The act so done by him constituted the offence, punishable Under Section 304, Part I, IPC and he has been rightly convicted thereunder. 27. For sentence I find that the appellant is a young man in his twenties. He has already lost his life companion by his own act of violence done in the weaker moments of irritation and anger. His past may haunt him throughout his life.
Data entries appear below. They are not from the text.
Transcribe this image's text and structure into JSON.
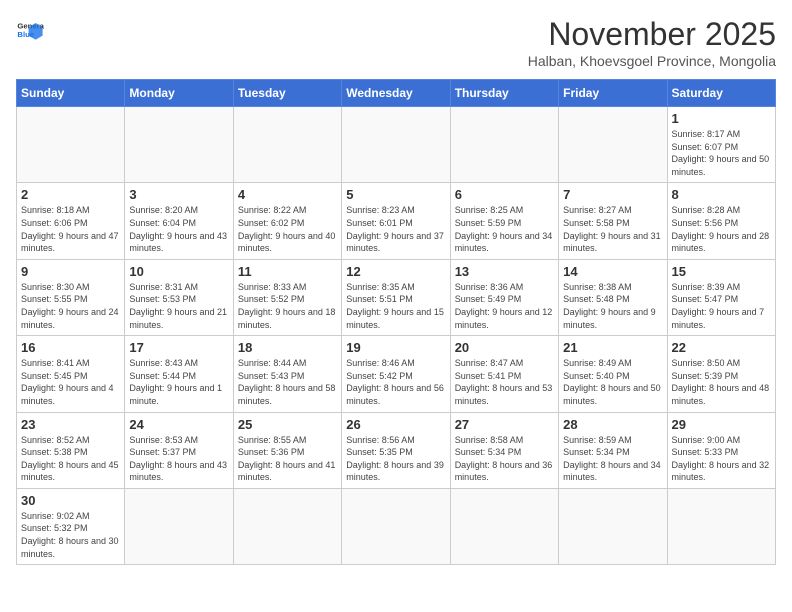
{
  "header": {
    "logo_general": "General",
    "logo_blue": "Blue",
    "month_title": "November 2025",
    "location": "Halban, Khoevsgoel Province, Mongolia"
  },
  "days_of_week": [
    "Sunday",
    "Monday",
    "Tuesday",
    "Wednesday",
    "Thursday",
    "Friday",
    "Saturday"
  ],
  "weeks": [
    [
      {
        "day": "",
        "content": ""
      },
      {
        "day": "",
        "content": ""
      },
      {
        "day": "",
        "content": ""
      },
      {
        "day": "",
        "content": ""
      },
      {
        "day": "",
        "content": ""
      },
      {
        "day": "",
        "content": ""
      },
      {
        "day": "1",
        "content": "Sunrise: 8:17 AM\nSunset: 6:07 PM\nDaylight: 9 hours and 50 minutes."
      }
    ],
    [
      {
        "day": "2",
        "content": "Sunrise: 8:18 AM\nSunset: 6:06 PM\nDaylight: 9 hours and 47 minutes."
      },
      {
        "day": "3",
        "content": "Sunrise: 8:20 AM\nSunset: 6:04 PM\nDaylight: 9 hours and 43 minutes."
      },
      {
        "day": "4",
        "content": "Sunrise: 8:22 AM\nSunset: 6:02 PM\nDaylight: 9 hours and 40 minutes."
      },
      {
        "day": "5",
        "content": "Sunrise: 8:23 AM\nSunset: 6:01 PM\nDaylight: 9 hours and 37 minutes."
      },
      {
        "day": "6",
        "content": "Sunrise: 8:25 AM\nSunset: 5:59 PM\nDaylight: 9 hours and 34 minutes."
      },
      {
        "day": "7",
        "content": "Sunrise: 8:27 AM\nSunset: 5:58 PM\nDaylight: 9 hours and 31 minutes."
      },
      {
        "day": "8",
        "content": "Sunrise: 8:28 AM\nSunset: 5:56 PM\nDaylight: 9 hours and 28 minutes."
      }
    ],
    [
      {
        "day": "9",
        "content": "Sunrise: 8:30 AM\nSunset: 5:55 PM\nDaylight: 9 hours and 24 minutes."
      },
      {
        "day": "10",
        "content": "Sunrise: 8:31 AM\nSunset: 5:53 PM\nDaylight: 9 hours and 21 minutes."
      },
      {
        "day": "11",
        "content": "Sunrise: 8:33 AM\nSunset: 5:52 PM\nDaylight: 9 hours and 18 minutes."
      },
      {
        "day": "12",
        "content": "Sunrise: 8:35 AM\nSunset: 5:51 PM\nDaylight: 9 hours and 15 minutes."
      },
      {
        "day": "13",
        "content": "Sunrise: 8:36 AM\nSunset: 5:49 PM\nDaylight: 9 hours and 12 minutes."
      },
      {
        "day": "14",
        "content": "Sunrise: 8:38 AM\nSunset: 5:48 PM\nDaylight: 9 hours and 9 minutes."
      },
      {
        "day": "15",
        "content": "Sunrise: 8:39 AM\nSunset: 5:47 PM\nDaylight: 9 hours and 7 minutes."
      }
    ],
    [
      {
        "day": "16",
        "content": "Sunrise: 8:41 AM\nSunset: 5:45 PM\nDaylight: 9 hours and 4 minutes."
      },
      {
        "day": "17",
        "content": "Sunrise: 8:43 AM\nSunset: 5:44 PM\nDaylight: 9 hours and 1 minute."
      },
      {
        "day": "18",
        "content": "Sunrise: 8:44 AM\nSunset: 5:43 PM\nDaylight: 8 hours and 58 minutes."
      },
      {
        "day": "19",
        "content": "Sunrise: 8:46 AM\nSunset: 5:42 PM\nDaylight: 8 hours and 56 minutes."
      },
      {
        "day": "20",
        "content": "Sunrise: 8:47 AM\nSunset: 5:41 PM\nDaylight: 8 hours and 53 minutes."
      },
      {
        "day": "21",
        "content": "Sunrise: 8:49 AM\nSunset: 5:40 PM\nDaylight: 8 hours and 50 minutes."
      },
      {
        "day": "22",
        "content": "Sunrise: 8:50 AM\nSunset: 5:39 PM\nDaylight: 8 hours and 48 minutes."
      }
    ],
    [
      {
        "day": "23",
        "content": "Sunrise: 8:52 AM\nSunset: 5:38 PM\nDaylight: 8 hours and 45 minutes."
      },
      {
        "day": "24",
        "content": "Sunrise: 8:53 AM\nSunset: 5:37 PM\nDaylight: 8 hours and 43 minutes."
      },
      {
        "day": "25",
        "content": "Sunrise: 8:55 AM\nSunset: 5:36 PM\nDaylight: 8 hours and 41 minutes."
      },
      {
        "day": "26",
        "content": "Sunrise: 8:56 AM\nSunset: 5:35 PM\nDaylight: 8 hours and 39 minutes."
      },
      {
        "day": "27",
        "content": "Sunrise: 8:58 AM\nSunset: 5:34 PM\nDaylight: 8 hours and 36 minutes."
      },
      {
        "day": "28",
        "content": "Sunrise: 8:59 AM\nSunset: 5:34 PM\nDaylight: 8 hours and 34 minutes."
      },
      {
        "day": "29",
        "content": "Sunrise: 9:00 AM\nSunset: 5:33 PM\nDaylight: 8 hours and 32 minutes."
      }
    ],
    [
      {
        "day": "30",
        "content": "Sunrise: 9:02 AM\nSunset: 5:32 PM\nDaylight: 8 hours and 30 minutes."
      },
      {
        "day": "",
        "content": ""
      },
      {
        "day": "",
        "content": ""
      },
      {
        "day": "",
        "content": ""
      },
      {
        "day": "",
        "content": ""
      },
      {
        "day": "",
        "content": ""
      },
      {
        "day": "",
        "content": ""
      }
    ]
  ]
}
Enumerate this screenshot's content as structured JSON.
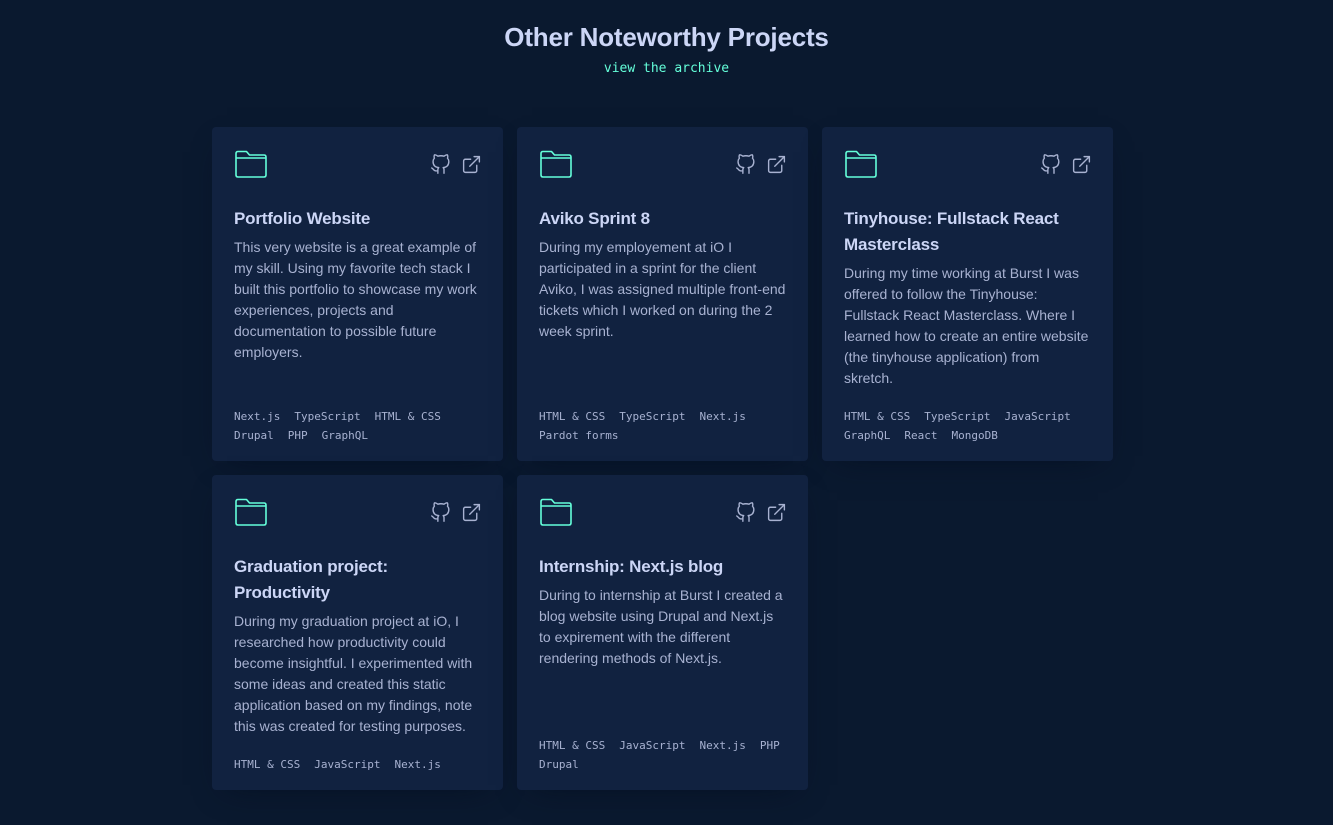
{
  "section": {
    "title": "Other Noteworthy Projects",
    "archive_link": "view the archive"
  },
  "colors": {
    "background": "#0a192f",
    "card": "#112240",
    "accent": "#64ffda",
    "heading": "#ccd6f6",
    "text": "#a8b2d1"
  },
  "icons": {
    "folder": "folder-icon",
    "github": "github-icon",
    "external": "external-link-icon"
  },
  "projects": [
    {
      "title": "Portfolio Website",
      "description": "This very website is a great example of my skill. Using my favorite tech stack I built this portfolio to showcase my work experiences, projects and documentation to possible future employers.",
      "tech": [
        "Next.js",
        "TypeScript",
        "HTML & CSS",
        "Drupal",
        "PHP",
        "GraphQL"
      ]
    },
    {
      "title": "Aviko Sprint 8",
      "description": "During my employement at iO I participated in a sprint for the client Aviko, I was assigned multiple front-end tickets which I worked on during the 2 week sprint.",
      "tech": [
        "HTML & CSS",
        "TypeScript",
        "Next.js",
        "Pardot forms"
      ]
    },
    {
      "title": "Tinyhouse: Fullstack React Masterclass",
      "description": "During my time working at Burst I was offered to follow the Tinyhouse: Fullstack React Masterclass. Where I learned how to create an entire website (the tinyhouse application) from skretch.",
      "tech": [
        "HTML & CSS",
        "TypeScript",
        "JavaScript",
        "GraphQL",
        "React",
        "MongoDB"
      ]
    },
    {
      "title": "Graduation project: Productivity",
      "description": "During my graduation project at iO, I researched how productivity could become insightful. I experimented with some ideas and created this static application based on my findings, note this was created for testing purposes.",
      "tech": [
        "HTML & CSS",
        "JavaScript",
        "Next.js"
      ]
    },
    {
      "title": "Internship: Next.js blog",
      "description": "During to internship at Burst I created a blog website using Drupal and Next.js to expirement with the different rendering methods of Next.js.",
      "tech": [
        "HTML & CSS",
        "JavaScript",
        "Next.js",
        "PHP",
        "Drupal"
      ]
    }
  ]
}
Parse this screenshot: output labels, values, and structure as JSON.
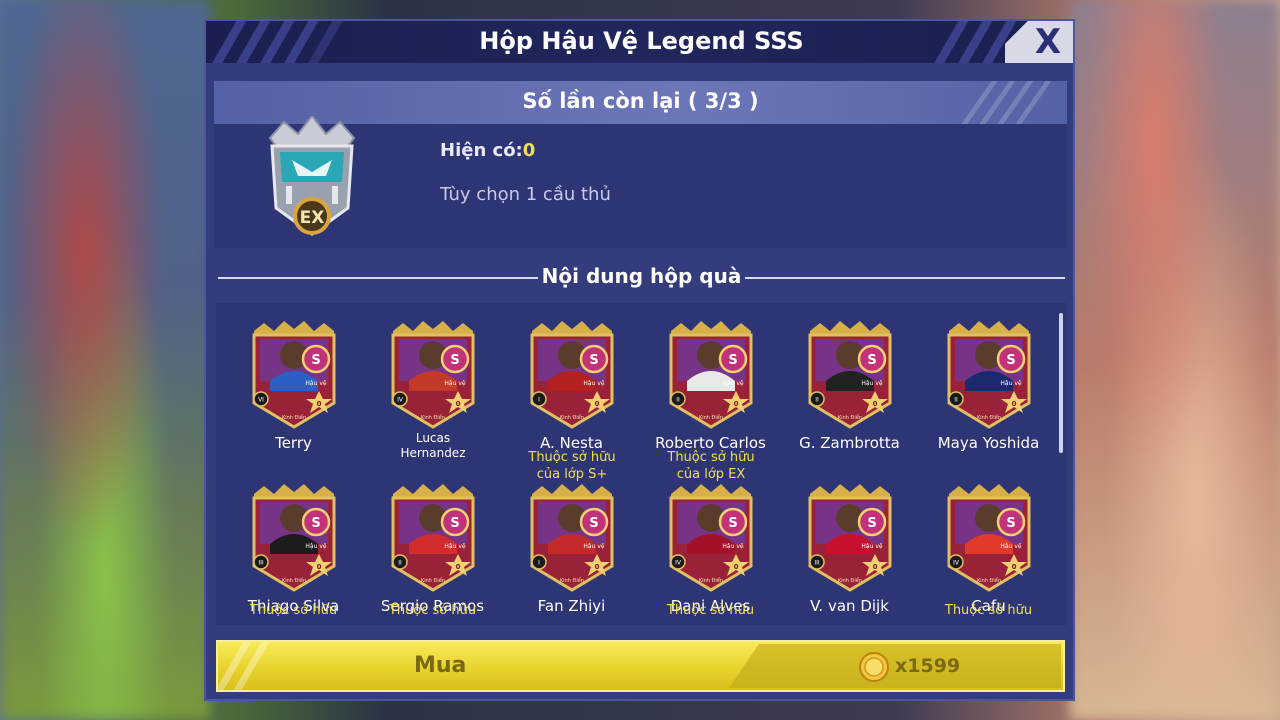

Under such circumstances I feel that some reduction in the substantive sentence of imprisonment awarded to him would do Justice to the parties. 28. In the result the conviction of the appellant on the charge Under Section 304, Part I, IPC is upheld. However, his sentence of imprisonment is reduced from ten years to seven years R.I. The impugned Judgment and order shall stand modified accordingly. The sentence of fine is maintained. 29. In view of the above modification in the substantive sentence of imprisonment of the appellant, his appeal is partly allowed.